Throwing out draws to calculate Elo

hgm · Post by **hgm** » Sun Jul 05, 2020 9:58 pm

Dann Corbit wrote: ↑Sun Jul 05, 2020 9:05 pm The Elo calculation said that the same engine had the same Elo all the way down to the last decimal digit. This is, in fact, the right answer.

No, it is an approximate, and therefore wrong answer. And useless ifor determining which is best of the difference is less than the rounding error.

Now, the fractional part is still in question even after half a million trials. But that does not matter, because Elo is (wisely) reported as an integer.
So, the Elo difference of zero is exactly correct for every single measurement. The hypothesis is confirmed. An engine is not stronger than itself.

And now apply that 'wisdom' to an 'engine' where you set the winning threshold at 0.500001. Or 0.500000001. Now it will also (after rounding) say they are exactly equal. Which they were not. So the Elo answer is wrong. For the single case for which you artificially forced it to be right, it is now wrong for an infinity of other cases. You succeeded in making Elo calculations unsuitable for engines that are different. "Only to be used when beforehand you are absolutely sure the engines are the same, otherwise you will get wrong answers." Congratulations!

Why not report all ratings in kilo-Elo, and round? Wouldn't that save an awful lot of test games? Have you already suggested it to the Stockfish developers?
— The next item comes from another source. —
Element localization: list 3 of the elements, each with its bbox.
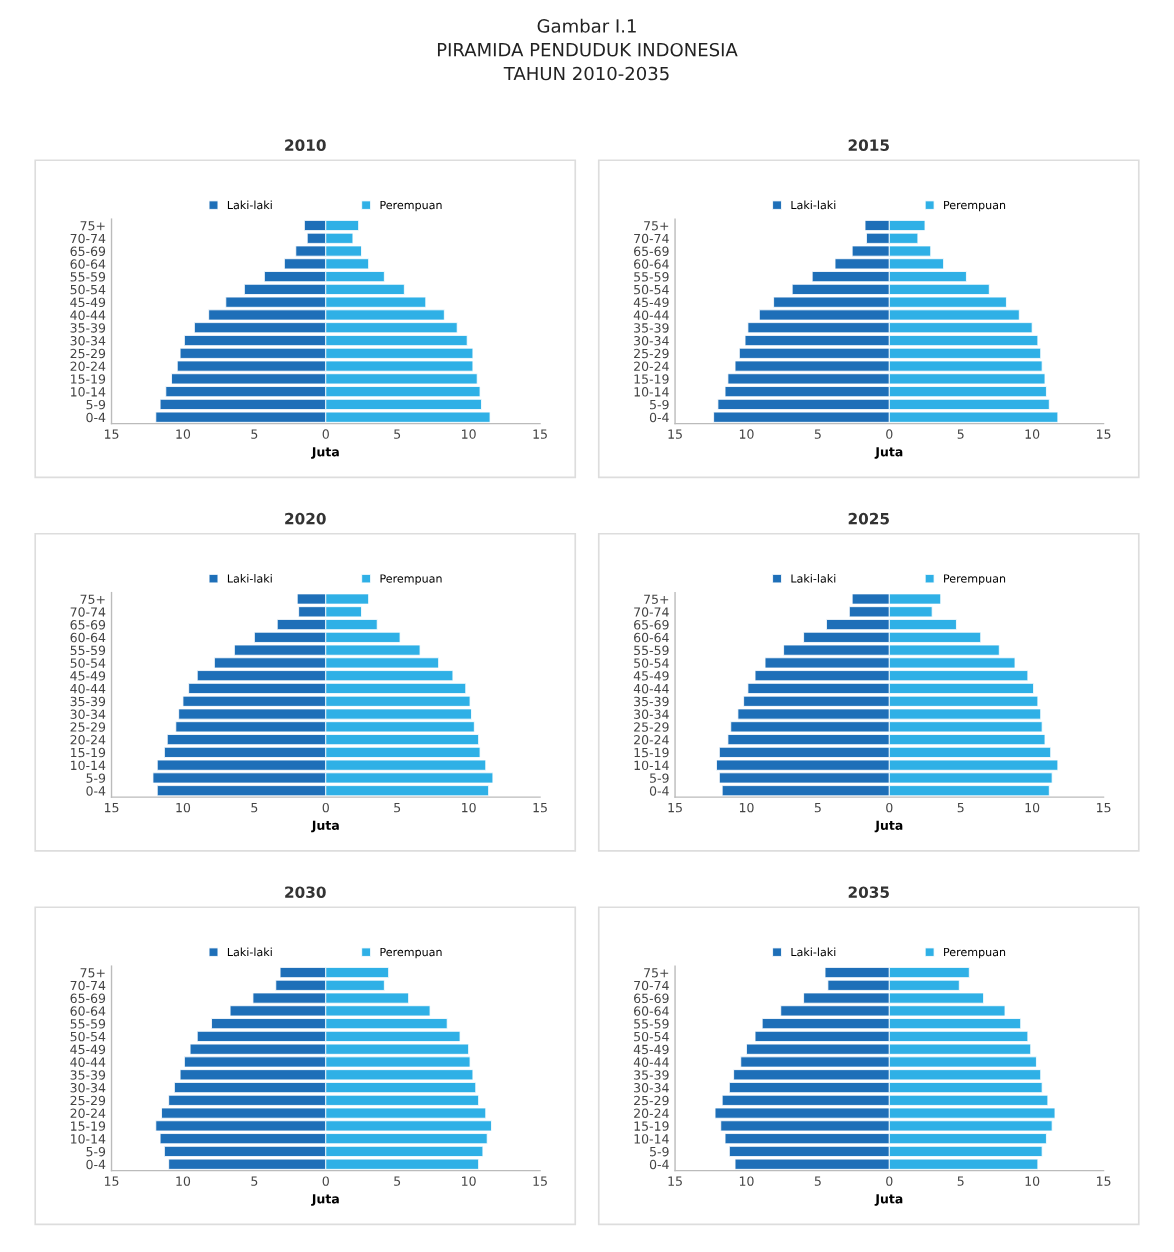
- text: PIRAMIDA PENDUDUK INDONESIA: [437, 42, 738, 57]
- text: Gambar I.1: [537, 18, 636, 33]
- text: TAHUN 2010-2035: [503, 66, 669, 81]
I think maybe it is a good time to retire the discussion. I think LOS is a bad and misleading statistic, and you think it is a fine and accurate statistic.
I even agree with some possible sets of data, it might return a pretty good answer. But even in those places, Elo would return a better answer (IMO).

I actually feel very badly about the somewhat acrimonious nature of the debate. That is because I consider hgm (for his work on Winboard) and Ronald (for his work on Syzygy tablebase files and Cfish and other things) to be true heroes of computer chess. I think, as Wesley said, "we are at an impasse" and so future debate will prove equally fruitless.

It is as fruitless as you want it to be. You are obviously not willing to listen to reason, and keep chanting the same falsehoods no matter how often they have been refuted. So yes, discussion about this for you personally is utterly pointless.

But that doesn't matter. We discuss in public so others can learn. As long as it is glaringly obvious that literally everything you said is completely detached from any reality, as I think by now it must be 10 times over, we should feel good about it.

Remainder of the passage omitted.